Obedeció. Ocupó el asiento en el que sólo un momento antes estaba la esposa del psiquiatra. Guardó silencio.
—¿Sabes qué dice mi mujer? Dice que ha tenido tiempo para pensar y darse cuenta de que soy un ser egoísta que sólo vive para sí mismo. ¿Y sabes qué pienso yo? Pienso que lleva razón.
—No decías eso el otro día.
—Te equivocas; que haya estado siempre en el lugar destinado para mí no alteraba el orden de mis prioridades, y es cierto que mi familia no ocupó nunca el primer lugar. A la cabeza siempre he estado yo: mi trabajo, mi carrera, mi mundo.
—¿Y ha venido desde París para decirte eso?
—Ha venido porque está harta y quería una demostración de amor por mi parte: que regresara hoy con ella a nuestra casa.
—¿Eso tiene arreglo?
—No. Si vuelvo con ella, me pliego una vez más a lo que es mi papel. Si me quedo, algo muy importante se romperá. Siempre es así, la vida se vuelve tan compleja, se intenta compaginar tantas cosas, que al final todo se tambalea bajo tus pies y te conviertes en un ser indefenso que no sabe adónde agarrarse.
—Los campesinos que viven en estas tierras no tienen ninguna elección, ni los tipos que han matado en la guerra, ni esa condenada Pastora a la que buscamos. Pero tú sí la tienes.
—Eso no hace sino aumentar mi conciencia de ser un estúpido.

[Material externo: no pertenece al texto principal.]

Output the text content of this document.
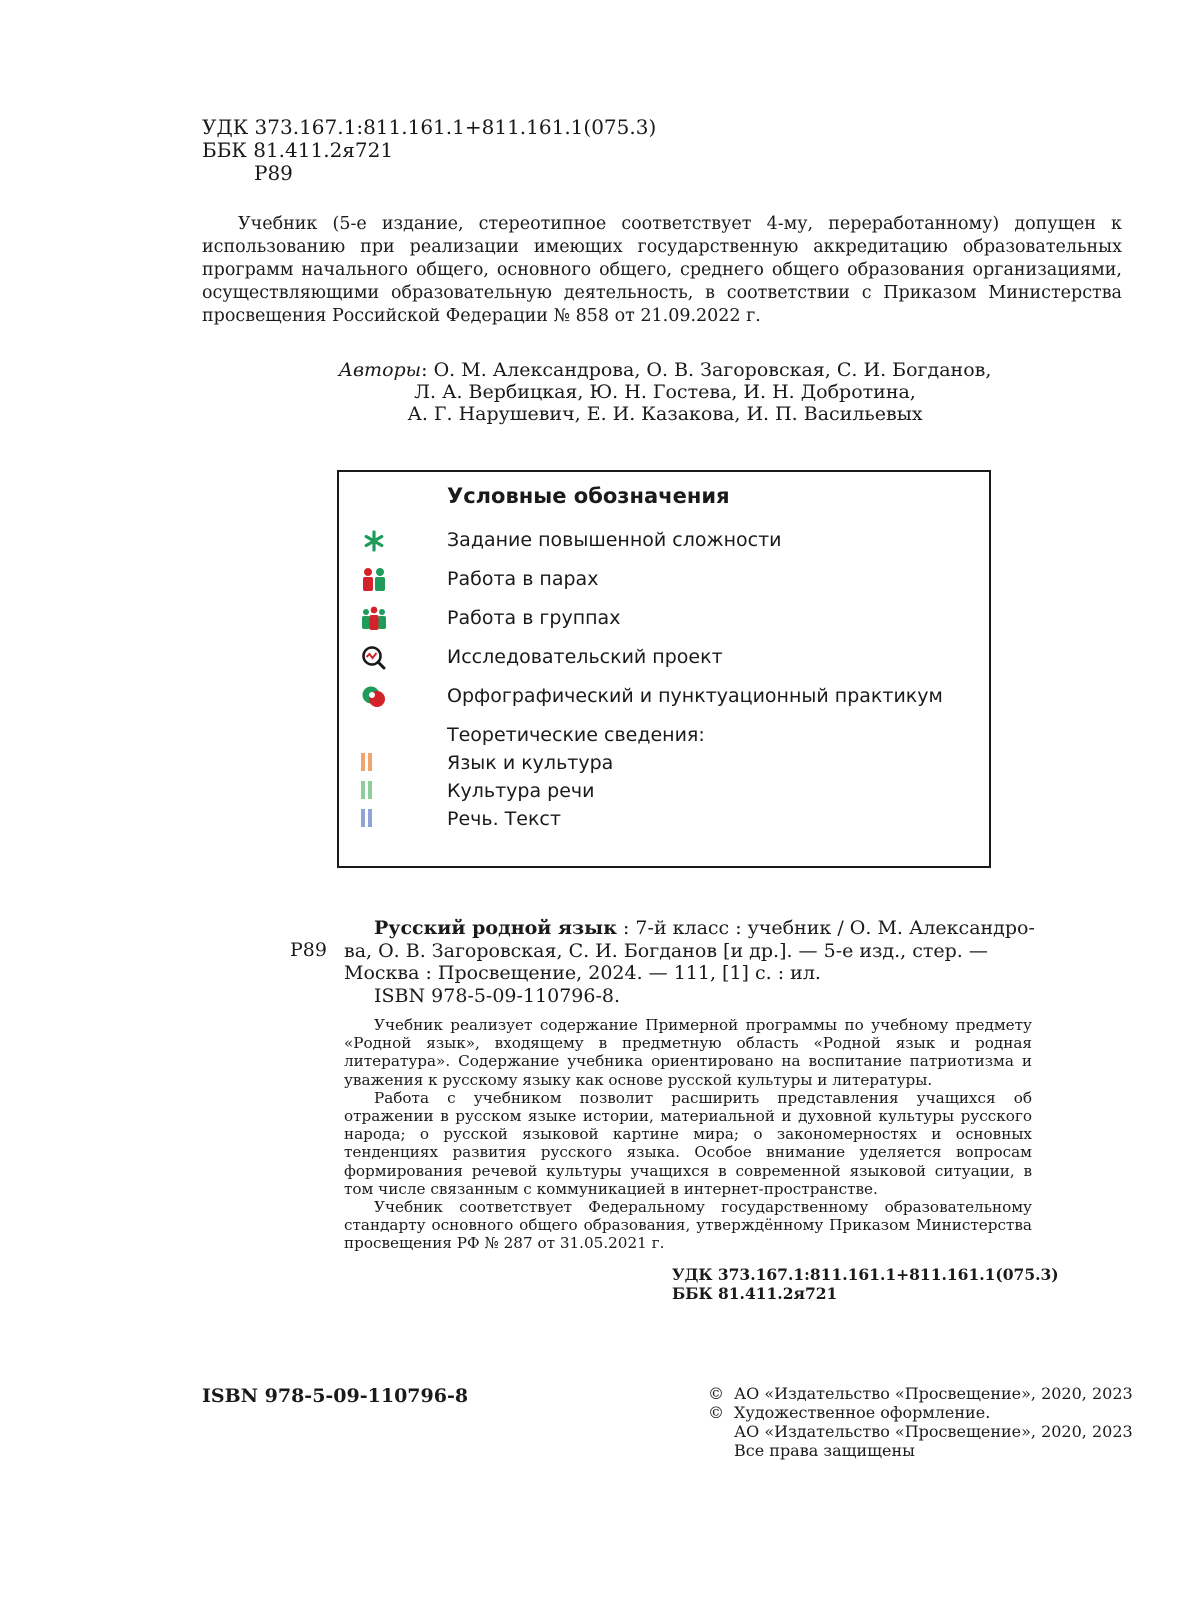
УДК 373.167.1:811.161.1+811.161.1(075.3)
ББК 81.411.2я721
Р89
Учебник (5-е издание, стереотипное соответствует 4-му, переработанному) допущен к использованию при реализации имеющих государственную аккредитацию образовательных программ начального общего, основного общего, среднего общего образования организациями, осуществляющими образовательную деятельность, в соответствии с Приказом Министерства просвещения Российской Федерации № 858 от 21.09.2022 г.
Авторы: О. М. Александрова, О. В. Загоровская, С. И. Богданов,
Л. А. Вербицкая, Ю. Н. Гостева, И. Н. Добротина,
А. Г. Нарушевич, Е. И. Казакова, И. П. Васильевых
Условные обозначения
Задание повышенной сложности
Работа в парах
Работа в группах
Исследовательский проект
Орфографический и пунктуационный практикум
Теоретические сведения:
Язык и культура
Культура речи
Речь. Текст
Р89
Русский родной язык : 7-й класс : учебник / О. М. Александро-
ва, О. В. Загоровская, С. И. Богданов [и др.]. — 5-е изд., стер. —
Москва : Просвещение, 2024. — 111, [1] с. : ил.
ISBN 978-5-09-110796-8.

Учебник реализует содержание Примерной программы по учебному предмету «Родной язык», входящему в предметную область «Родной язык и родная литература». Содержание учебника ориентировано на воспитание патриотизма и уважения к русскому языку как основе русской культуры и литературы.

Работа с учебником позволит расширить представления учащихся об отражении в русском языке истории, материальной и духовной культуры русского народа; о русской языковой картине мира; о закономерностях и основных тенденциях развития русского языка. Особое внимание уделяется вопросам формирования речевой культуры учащихся в современной языковой ситуации, в том числе связанным с коммуникацией в интернет-пространстве.

Учебник соответствует Федеральному государственному образовательному стандарту основного общего образования, утверждённому Приказом Министерства просвещения РФ № 287 от 31.05.2021 г.

УДК 373.167.1:811.161.1+811.161.1(075.3)
ББК 81.411.2я721
ISBN 978-5-09-110796-8	© АО «Издательство «Просвещение», 2020, 2023
© Художественное оформление.
АО «Издательство «Просвещение», 2020, 2023
Все права защищены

—Oye, te estás atormentando inútilmente. Siempre se paga un precio por todo, ¿no sabías eso? Poder escoger se paga también.
—Tú has tenido la inteligencia de saber renunciar a muchas cosas.
—No hablemos de mí. ¿Qué sabes tú de mí?
—Lo que me has dejado saber.
—Demasiado, quizá. Dejemos esta conversación, me pone nervioso y además es inútil. ¿Te sientes bien?
—No lo sé.
—¿Quieres salir a dar un paseo?
—No, me quedaré un rato aquí.
—¿Quieres que tomemos una copa?
—No, mejor no.
—Entonces me voy. Nos veremos después.
—Gracias, Carlos.
Infante no respondió al agradecimiento. Abandonó la habitación, se puso su zamarra y salió a comer en el bar.